Excise duty on bank transactions on banks which had been relaxed to 15 per cent in 2022 has been raised to 20 per cent, an aspect that might trigger costly bank charges. 

Although the government aims to boost revenue collection to over 20 per cent of the GDP in the next fiscal year to about Sh2.95 trillion up from Sh2.6 trillion set for the current financial year, high charges on mobile transactions could hurt Kenya's progress as a digital superhighway. 

The government is also planning to raid farmers in a bid to bring more informal players into the tax bracket.

According to the proposed law, President William Ruto's regime is contemplating introducing a five per cent withholding tax on agricultural produce delivered to organized groups such as co-operatives.

The proposed withholding tax will act as an initial step in ensuring that farmers are within the tax net.

The farmers will be expected to account for tax on the income they receive from co-operatives if the proposal in the National Tax Policy and the Medium-Term Revenue Strategy FY 2023/24-2026/27 (MTRS) is implemented. 

Additional steps that will be implemented to ensure the collection of additional revenue include the progressive phasing out of preferential corporate tax rates and the rationalization of tax exemptions for corporate entities and individuals.

The National Tax Policy articulates broad guidelines to guide tax administration while the MTRS outlines the specific reforms that will boost revenue collection during the strategy period.

The government is also planning to amend Section 2 of the Income Tax Act to expand the definition of digital content monetization to include creative works, creating or sharing of materials, or any other materials that are noted exempted under the Act. 

During this period, the government is planning to review the digital service tax (DST) to bring on board residents.

DST is currently payable by non-residents on income derived or accrued in Kenya from services offered through a digital marketplace.

The applicable rate is 1.5 per cent of the gross transaction value.

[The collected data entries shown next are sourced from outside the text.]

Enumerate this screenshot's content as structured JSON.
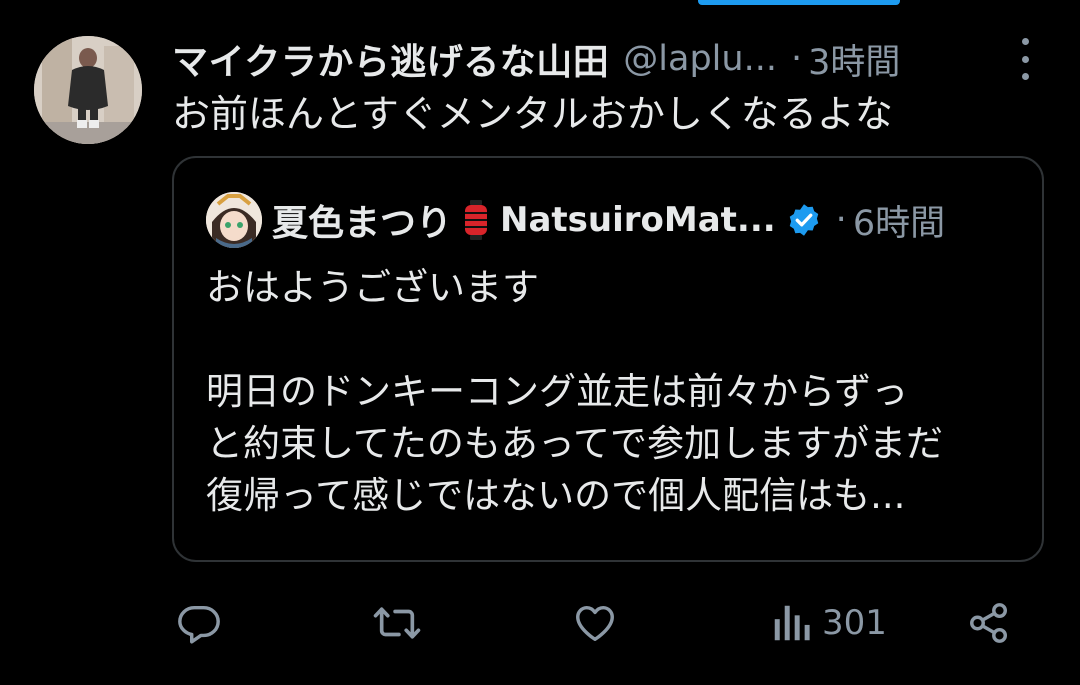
{
  "tweet": {
    "author_name": "マイクラから逃げるな山田",
    "author_handle": "@laplu...",
    "separator": "·",
    "time": "3時間",
    "text": "お前ほんとすぐメンタルおかしくなるよな"
  },
  "quoted_tweet": {
    "author_name": "夏色まつり",
    "author_emoji": "lantern-icon",
    "author_handle": "NatsuiroMat...",
    "verified": true,
    "separator": "·",
    "time": "6時間",
    "lines": [
      "おはようございます",
      "",
      "明日のドンキーコング並走は前々からずっ",
      "と約束してたのもあってで参加しますがまだ",
      "復帰って感じではないので個人配信はも..."
    ]
  },
  "actions": {
    "reply_icon": "reply-icon",
    "retweet_icon": "retweet-icon",
    "like_icon": "like-icon",
    "views_icon": "views-icon",
    "views_count": "301",
    "share_icon": "share-icon"
  },
  "colors": {
    "background": "#000000",
    "text": "#e7e9ea",
    "muted": "#8b98a5",
    "border": "#2f3336",
    "accent": "#1d9bf0"
  }
}
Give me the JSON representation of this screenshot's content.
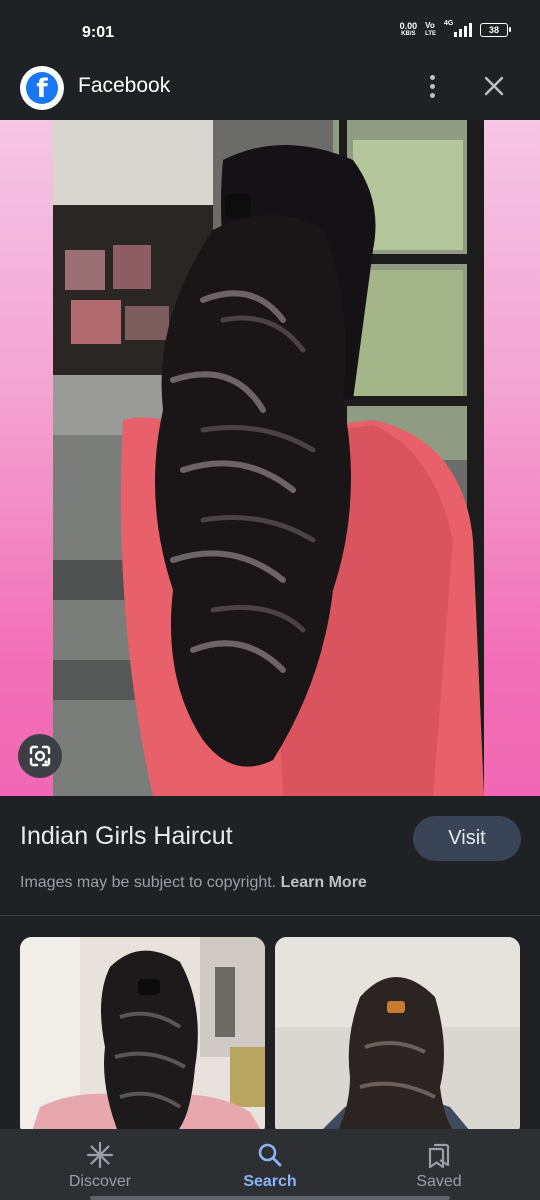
{
  "status_bar": {
    "time": "9:01",
    "net_speed": "0.00",
    "net_unit": "KB/S",
    "volte_top": "Vo",
    "volte_bottom": "LTE",
    "network": "4G",
    "battery": "38"
  },
  "header": {
    "site_name": "Facebook",
    "logo_letter": "f",
    "menu_icon": "more-vert-icon",
    "close_icon": "close-icon"
  },
  "hero": {
    "lens_icon": "google-lens-icon"
  },
  "result": {
    "title": "Indian Girls Haircut",
    "visit_label": "Visit",
    "copyright_text": "Images may be subject to copyright.",
    "learn_more": "Learn More"
  },
  "bottom_nav": {
    "items": [
      {
        "label": "Discover",
        "icon": "asterisk-icon",
        "active": false
      },
      {
        "label": "Search",
        "icon": "search-icon",
        "active": true
      },
      {
        "label": "Saved",
        "icon": "bookmarks-icon",
        "active": false
      }
    ]
  },
  "colors": {
    "background": "#202124",
    "accent": "#8ab4f8",
    "visit_button": "#394457",
    "facebook_blue": "#1877f2"
  }
}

It is not clear whether the DST will be an advance tax for the affected resident or whether it will be the final tax.

The previous government introduced DST alongside VAT on digital market supply.

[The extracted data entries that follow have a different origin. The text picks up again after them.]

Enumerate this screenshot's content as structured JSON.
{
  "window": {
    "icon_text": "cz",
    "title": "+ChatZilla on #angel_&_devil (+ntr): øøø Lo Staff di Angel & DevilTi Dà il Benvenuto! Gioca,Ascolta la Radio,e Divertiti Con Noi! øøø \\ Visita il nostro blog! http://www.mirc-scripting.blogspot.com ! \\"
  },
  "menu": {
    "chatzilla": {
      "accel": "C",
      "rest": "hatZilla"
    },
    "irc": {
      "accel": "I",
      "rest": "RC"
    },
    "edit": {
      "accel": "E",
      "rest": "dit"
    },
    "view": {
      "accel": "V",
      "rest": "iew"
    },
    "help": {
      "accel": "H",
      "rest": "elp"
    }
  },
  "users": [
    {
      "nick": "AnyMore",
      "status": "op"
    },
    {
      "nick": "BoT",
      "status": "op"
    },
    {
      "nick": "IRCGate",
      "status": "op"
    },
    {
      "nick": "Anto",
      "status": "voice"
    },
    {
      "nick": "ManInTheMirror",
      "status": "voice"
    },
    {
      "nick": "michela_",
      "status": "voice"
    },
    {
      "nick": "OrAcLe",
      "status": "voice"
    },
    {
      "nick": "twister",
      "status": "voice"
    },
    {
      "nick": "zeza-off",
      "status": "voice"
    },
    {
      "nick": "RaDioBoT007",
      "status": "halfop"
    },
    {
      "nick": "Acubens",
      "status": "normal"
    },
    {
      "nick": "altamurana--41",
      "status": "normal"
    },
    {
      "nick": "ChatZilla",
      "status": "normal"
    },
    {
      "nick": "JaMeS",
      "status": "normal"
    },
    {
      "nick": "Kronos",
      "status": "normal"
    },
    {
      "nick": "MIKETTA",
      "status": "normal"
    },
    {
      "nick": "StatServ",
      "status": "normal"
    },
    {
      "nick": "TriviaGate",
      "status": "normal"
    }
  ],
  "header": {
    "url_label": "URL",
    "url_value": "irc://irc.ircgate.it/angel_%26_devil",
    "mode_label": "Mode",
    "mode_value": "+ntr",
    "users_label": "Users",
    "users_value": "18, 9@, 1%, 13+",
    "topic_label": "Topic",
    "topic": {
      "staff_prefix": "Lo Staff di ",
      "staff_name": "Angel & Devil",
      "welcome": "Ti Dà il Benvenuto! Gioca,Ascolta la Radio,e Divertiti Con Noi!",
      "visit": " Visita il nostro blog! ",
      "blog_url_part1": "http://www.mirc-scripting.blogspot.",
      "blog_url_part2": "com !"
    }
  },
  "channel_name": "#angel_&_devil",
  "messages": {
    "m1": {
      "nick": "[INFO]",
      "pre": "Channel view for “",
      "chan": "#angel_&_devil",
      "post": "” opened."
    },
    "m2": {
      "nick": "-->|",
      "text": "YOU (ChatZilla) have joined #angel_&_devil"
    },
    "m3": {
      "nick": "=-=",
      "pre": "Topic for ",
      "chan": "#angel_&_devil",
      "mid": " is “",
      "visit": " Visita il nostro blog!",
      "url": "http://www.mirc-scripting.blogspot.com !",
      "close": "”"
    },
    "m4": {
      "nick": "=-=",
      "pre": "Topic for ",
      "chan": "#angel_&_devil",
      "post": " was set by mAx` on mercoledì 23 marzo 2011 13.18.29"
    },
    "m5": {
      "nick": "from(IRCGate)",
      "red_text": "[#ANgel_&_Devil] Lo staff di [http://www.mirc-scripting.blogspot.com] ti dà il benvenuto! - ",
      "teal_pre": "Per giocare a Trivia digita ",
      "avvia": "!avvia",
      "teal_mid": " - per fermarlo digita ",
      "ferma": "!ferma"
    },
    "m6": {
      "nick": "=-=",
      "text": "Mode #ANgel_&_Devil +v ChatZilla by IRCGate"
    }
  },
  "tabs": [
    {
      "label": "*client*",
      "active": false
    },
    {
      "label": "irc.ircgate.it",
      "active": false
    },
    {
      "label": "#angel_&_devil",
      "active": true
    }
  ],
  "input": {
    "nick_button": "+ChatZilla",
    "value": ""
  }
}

Starting in January 2021, individuals earning income by offering services or products through online platforms were required to pay this tax.

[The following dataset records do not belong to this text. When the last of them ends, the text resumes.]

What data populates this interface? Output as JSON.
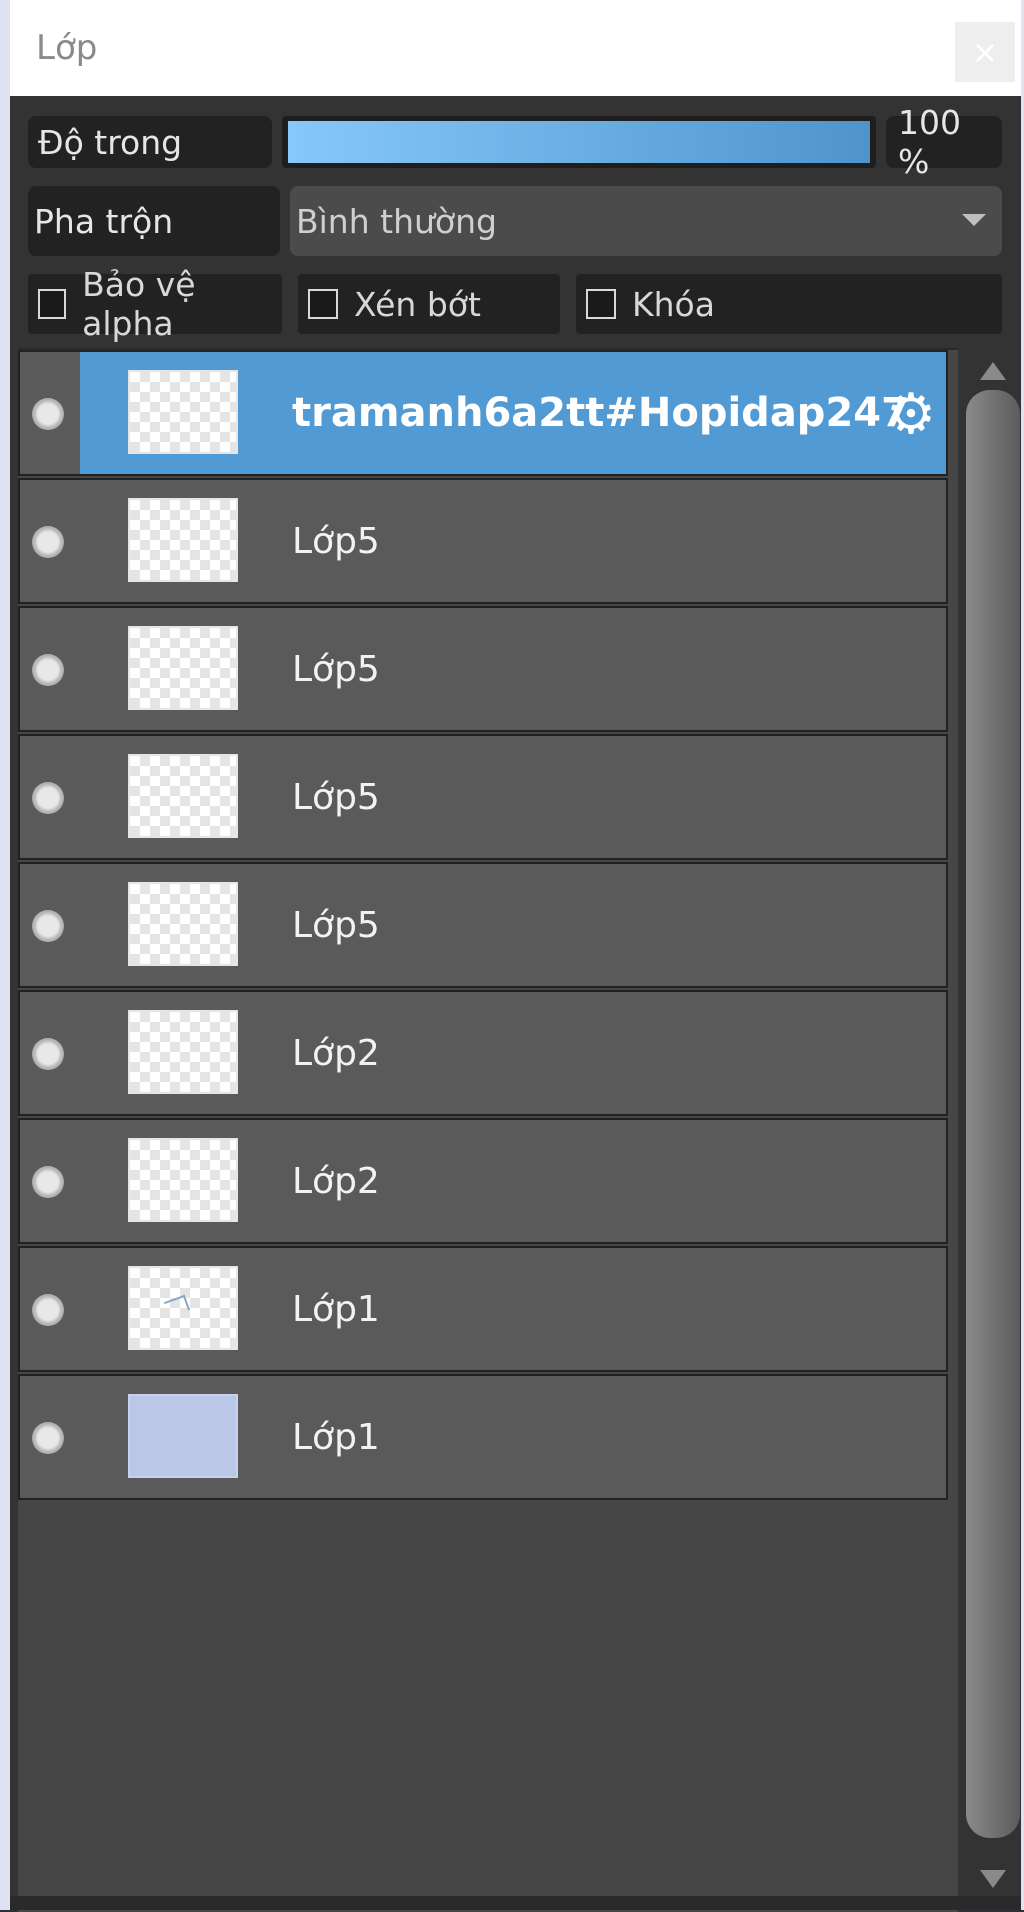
{
  "window": {
    "title": "Lớp",
    "close_label": "×"
  },
  "controls": {
    "opacity_label": "Độ trong",
    "opacity_value": "100 %",
    "opacity_fraction": 1.0,
    "blend_label": "Pha trộn",
    "blend_value": "Bình thường",
    "checkboxes": [
      {
        "label": "Bảo vệ alpha",
        "checked": false
      },
      {
        "label": "Xén bớt",
        "checked": false
      },
      {
        "label": "Khóa",
        "checked": false
      }
    ]
  },
  "layers": [
    {
      "name": "tramanh6a2tt#Hopidap247",
      "selected": true,
      "thumb": "transparent"
    },
    {
      "name": "Lớp5",
      "selected": false,
      "thumb": "transparent"
    },
    {
      "name": "Lớp5",
      "selected": false,
      "thumb": "transparent"
    },
    {
      "name": "Lớp5",
      "selected": false,
      "thumb": "transparent"
    },
    {
      "name": "Lớp5",
      "selected": false,
      "thumb": "transparent"
    },
    {
      "name": "Lớp2",
      "selected": false,
      "thumb": "transparent"
    },
    {
      "name": "Lớp2",
      "selected": false,
      "thumb": "transparent"
    },
    {
      "name": "Lớp1",
      "selected": false,
      "thumb": "sketch"
    },
    {
      "name": "Lớp1",
      "selected": false,
      "thumb": "solid"
    }
  ],
  "colors": {
    "selected": "#519ad4",
    "row": "#5a5a5a",
    "panel": "#333333"
  },
  "icons": {
    "visibility": "eye-dot-icon",
    "settings": "gear-icon",
    "close": "close-icon"
  }
}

Furthermore, the law specified that both Kenyan residents and non-residents with permanent establishments in the country could utilize the tax amount as a deduction against their income liability for that particular year.

Last year, Kenya doubled DST to three per cent which earned KRA Sh5.3 billion.

Other changes include the introduction of income tax on repatriated income, and digital asset tax payable by persons who derive income from the transfer or exchange of digital assets.

They include ride-hailing services, food delivery, freelance, professional and rental services. 

Although the proposal aims to review upward excise duty on alcoholic beverages, cigarettes, tobacco and sugar-containing products, the bill has given relief to manufacturers of alcoholic drinks and beverages.

The tax proposal now wants them to remit excise duty within five days and not 24 hours from the time the drinks are removed from the stockroom.

This requirement has faced repeated criticism for the reason that it is counterproductive and unfair to demand tax before the manufacturer sells the product and reconciles their sales.

Experts have also argued that the Excise tax is also a consumption and not an advance tax, and for these reasons, we expect that this year, the requirement to pay the tax within 24 hours will be reviewed.

In addition to the above, the government is considering developing a framework that will guide the introduction of a carbon tax in Kenya.

Over and above promoting the generation of additional revenue, this initiative is expected to lower greenhouse gas (GHG) emissions and ensure the State meets its environmental sustainability goals.

In a bid to have free access to data, the Government, according to the MTRS, will pursue an amendment to the Data Protection Act, 2019 to exempt the processing of personal data for purposes of taxation.

Intended reduction of the VAT rate by 1 percent and adjustment of the VAT registration threshold from Sh5 million to Sh8 million.